Parvenez-vous à les convaincre de changer de vision ?

S.-D. A. : Actuellement, nous travaillons avec 50 femmes qui sont sorties des mines, dont des mères d’enfants qui travaillaient dans les mines. C’est un projet mené avec l’appui d’Entraide et Fraternité. On a conscientisé ces femmes à tout ce qui ne va pas : maladies, violences, non-durabilité… L’objectif, c’est de les amener à comprendre que l’avenir réside dans l’agriculture. On gagne peut-être plus d’argent dans les mines mais on en dépense plus pour manger. Les mines ne contribuent pas au développement local. Dans les zones minières, les aliments coûtent très cher car il n’y a pas la moindre route. Il est nécessaire de revenir à l’agriculture et d’avoir de la patience, d’attendre les 3 à 6 mois nécessaires pour récolter les fruits de son travail. Ces femmes ont accepté de faire ce chemin mais il faut avouer que ce n’est pas facile. Elles font d’ailleurs face à des difficultés dans la communauté parce qu’elles n’ont pas de revenus en attendant la récolte. On les sensibilise pour cela à l’épargne, aux crédits, aux autres activités génératrices de revenus, à l’entrepreneuriat. Petit à petit, les résultats convainquent les autres femmes que c’est une bonne formule.

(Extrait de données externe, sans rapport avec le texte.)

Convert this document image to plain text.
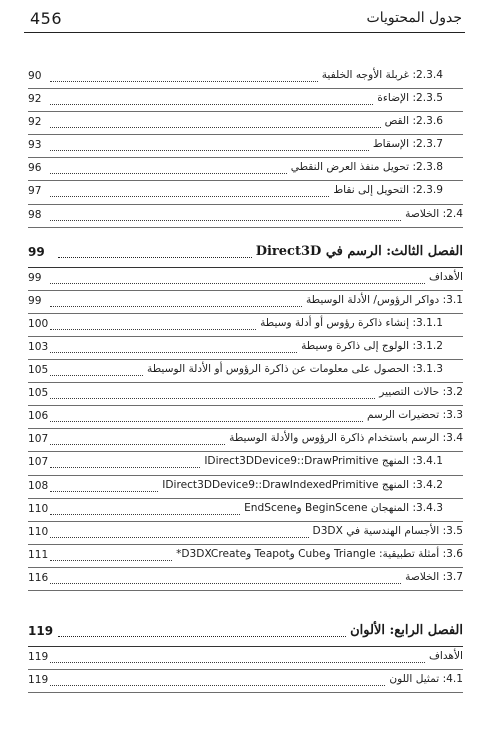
456	جدول المحتويات
2.3.4: غربلة الأوجه الخلفية
90
2.3.5: الإضاءة
92
2.3.6: القص
92
2.3.7: الإسقاط
93
2.3.8: تحويل منفذ العرض النقطي
96
2.3.9: التحويل إلى نقاط
97
2.4: الخلاصة
98
الفصل الثالث: الرسم في Direct3D
99
الأهداف
99
3.1: دواكر الرؤوس/ الأدلة الوسيطة
99
3.1.1: إنشاء ذاكرة رؤوس أو أدلة وسيطة
100
3.1.2: الولوج إلى ذاكرة وسيطة
103
3.1.3: الحصول على معلومات عن ذاكرة الرؤوس أو الأدلة الوسيطة
105
3.2: حالات التصيير
105
3.3: تحضيرات الرسم
106
3.4: الرسم باستخدام ذاكرة الرؤوس والأدلة الوسيطة
107
3.4.1: المنهج IDirect3DDevice9::DrawPrimitive
107
3.4.2: المنهج IDirect3DDevice9::DrawIndexedPrimitive
108
3.4.3: المنهجان BeginScene وEndScene
110
3.5: الأجسام الهندسية في D3DX
110
3.6: أمثلة تطبيقية: Triangle وCube وTeapot وD3DXCreate*
111
3.7: الخلاصة
116
الفصل الرابع: الألوان
119
الأهداف
119
4.1: تمثيل اللون
119
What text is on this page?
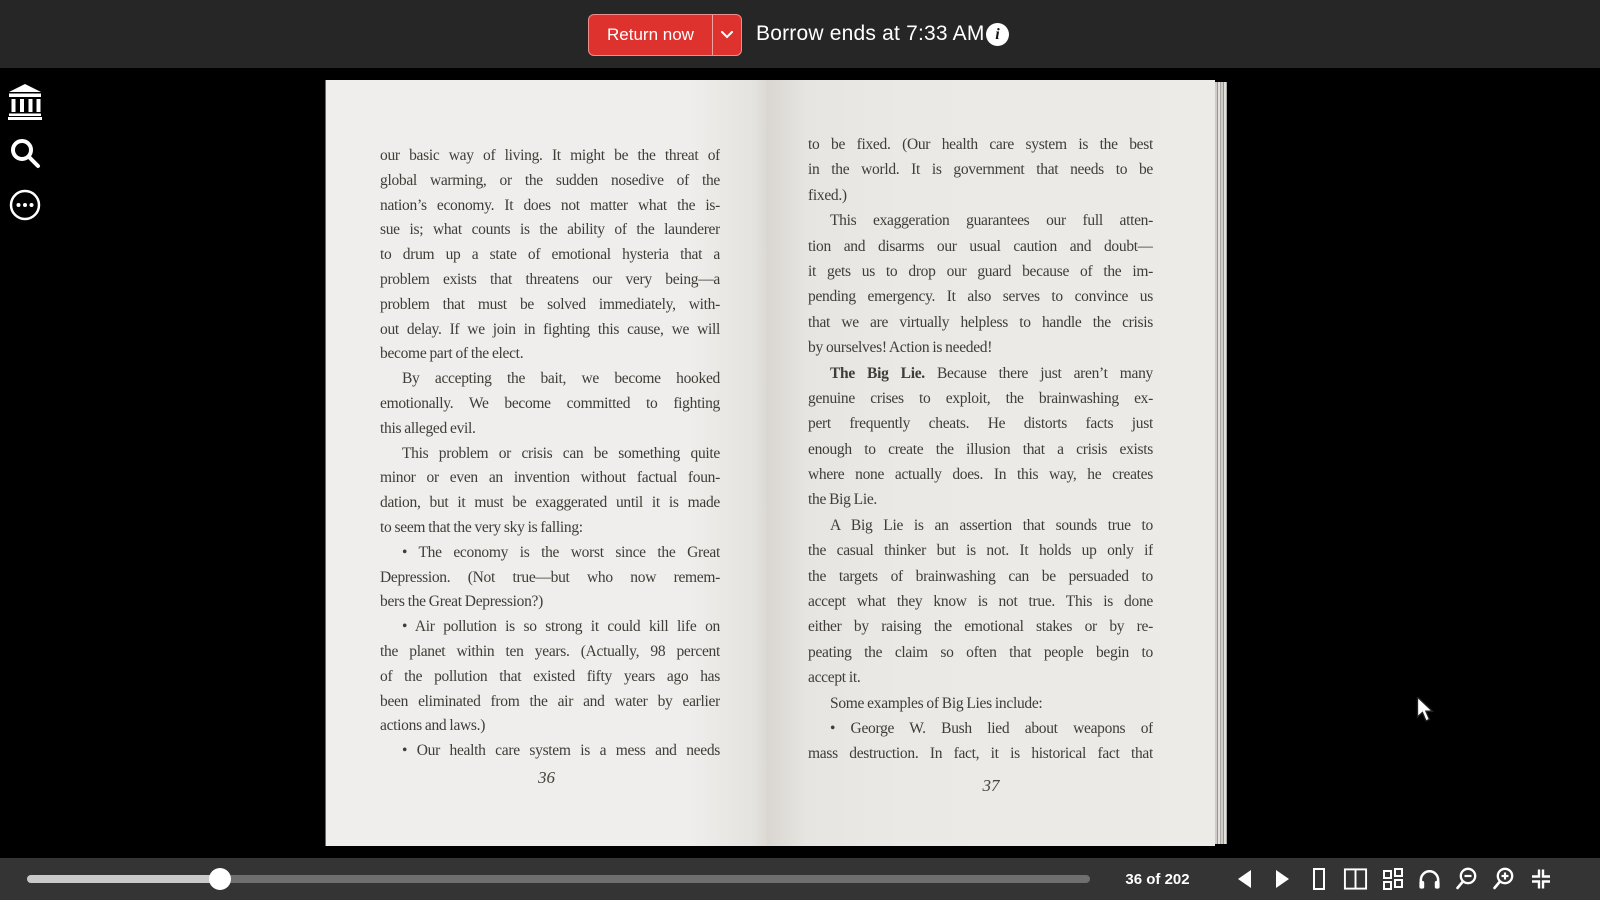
Return now	Borrow ends at 7:33 AM i
our basic way of living. It might be the threat of
global warming, or the sudden nosedive of the
nation’s economy. It does not matter what the is-
sue is; what counts is the ability of the launderer
to drum up a state of emotional hysteria that a
problem exists that threatens our very being—a
problem that must be solved immediately, with-
out delay. If we join in fighting this cause, we will
become part of the elect.
By accepting the bait, we become hooked
emotionally. We become committed to fighting
this alleged evil.
This problem or crisis can be something quite
minor or even an invention without factual foun-
dation, but it must be exaggerated until it is made
to seem that the very sky is falling:
• The economy is the worst since the Great
Depression. (Not true—but who now remem-
bers the Great Depression?)
• Air pollution is so strong it could kill life on
the planet within ten years. (Actually, 98 percent
of the pollution that existed fifty years ago has
been eliminated from the air and water by earlier
actions and laws.)
• Our health care system is a mess and needs
36
to be fixed. (Our health care system is the best
in the world. It is government that needs to be
fixed.)
This exaggeration guarantees our full atten-
tion and disarms our usual caution and doubt—
it gets us to drop our guard because of the im-
pending emergency. It also serves to convince us
that we are virtually helpless to handle the crisis
by ourselves! Action is needed!
The Big Lie. Because there just aren’t many
genuine crises to exploit, the brainwashing ex-
pert frequently cheats. He distorts facts just
enough to create the illusion that a crisis exists
where none actually does. In this way, he creates
the Big Lie.
A Big Lie is an assertion that sounds true to
the casual thinker but is not. It holds up only if
the targets of brainwashing can be persuaded to
accept what they know is not true. This is done
either by raising the emotional stakes or by re-
peating the claim so often that people begin to
accept it.
Some examples of Big Lies include:
• George W. Bush lied about weapons of
mass destruction. In fact, it is historical fact that
37
36 of 202
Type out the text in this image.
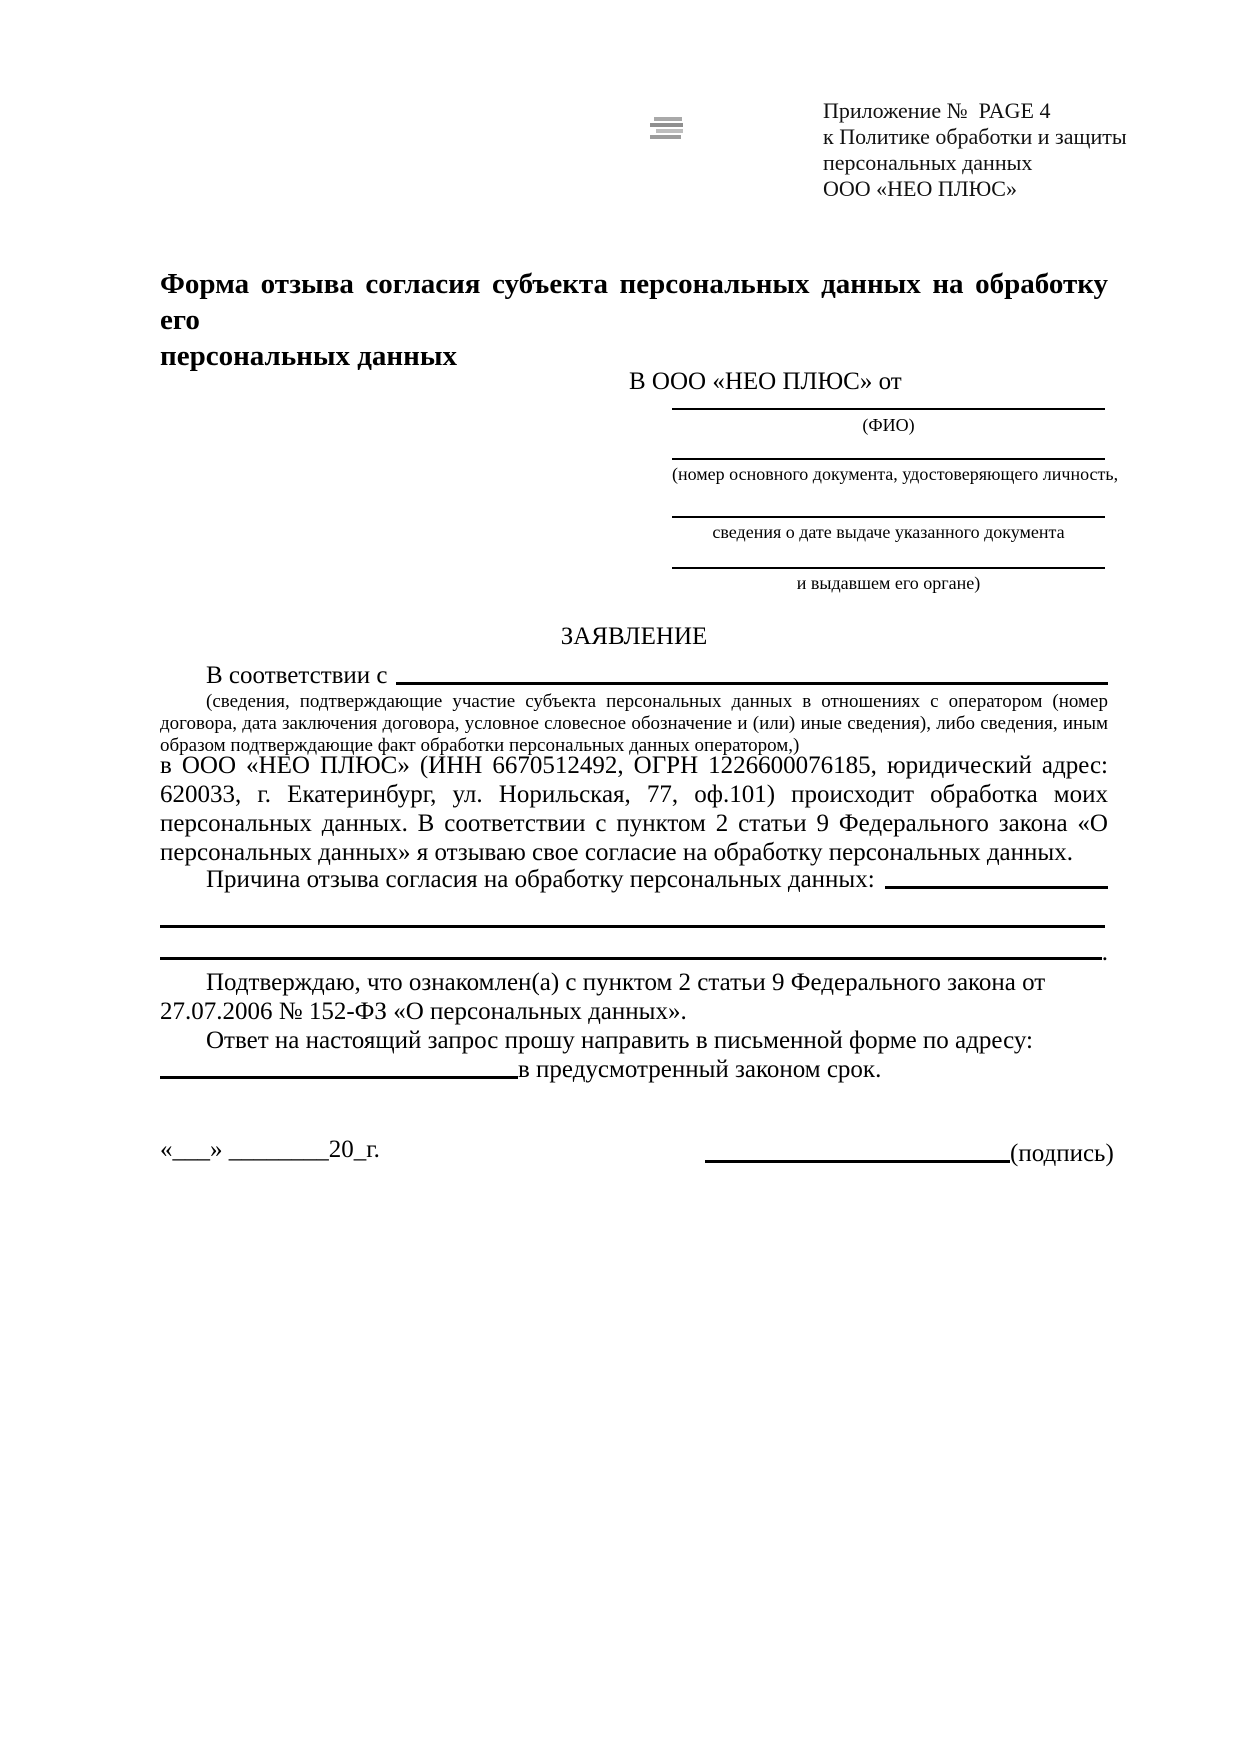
Приложение №  PAGE 4
к Политике обработки и защиты
персональных данных
ООО «НЕО ПЛЮС»
Форма отзыва согласия субъекта персональных данных на обработку его
персональных данных
В ООО «НЕО ПЛЮС» от
(ФИО)
(номер основного документа, удостоверяющего личность,
сведения о дате выдаче указанного документа
и выдавшем его органе)
ЗАЯВЛЕНИЕ
В соответствии с
(сведения, подтверждающие участие субъекта персональных данных в отношениях с оператором (номер договора, дата заключения договора, условное словесное обозначение и (или) иные сведения), либо сведения, иным образом подтверждающие факт обработки персональных данных оператором,)
в ООО «НЕО ПЛЮС» (ИНН 6670512492, ОГРН 1226600076185, юридический адрес:
620033, г. Екатеринбург, ул. Норильская, 77, оф.101) происходит обработка моих
персональных данных. В соответствии с пунктом 2 статьи 9 Федерального закона «О
персональных данных» я отзываю свое согласие на обработку персональных данных.
Причина отзыва согласия на обработку персональных данных:
.
Подтверждаю, что ознакомлен(а) с пунктом 2 статьи 9 Федерального закона от
27.07.2006 № 152-ФЗ «О персональных данных».
Ответ на настоящий запрос прошу направить в письменной форме по адресу:
в предусмотренный законом срок.
«___» ________20_г.	(подпись)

Pouvez-vous nous décrire ce chaos, ce véritable enfer des mines ?

S.-D. A. : L’arrivée des entreprises chinoises a clairement aggravé la situation. Il n’y a pas de contrôle du respect du code minier, on exploite sans permis, c’est la corruption qui règne. La plupart du temps, les société chinoises n’ont pas d’autorisation à produire. Parfois, elles sont chassées mais reviennent avec la complicité des autorités locales. On fait travailler les femmes et même des enfants de 5 ans qui subissent aussi des violences sexuelles, physiques et psychologiques. Les groupes armés, souvent des Maï-Maï ou des Congolais d’expression rwandaise, protègent contre rétribution les exploitations minières. La prostitution est omniprésente.

Qu’attendez-vous des autorités européennes ou belges ?

S.-D. A. : Un renforcement des mesures de vigilance de la chaîne d’approvisionnement. Cela peut aussi responsabiliser les sociétés minières ici. Et puis, un appui à l’agroécologie car le gouvernement congolais ne consacre pas de moyens à l’agriculture.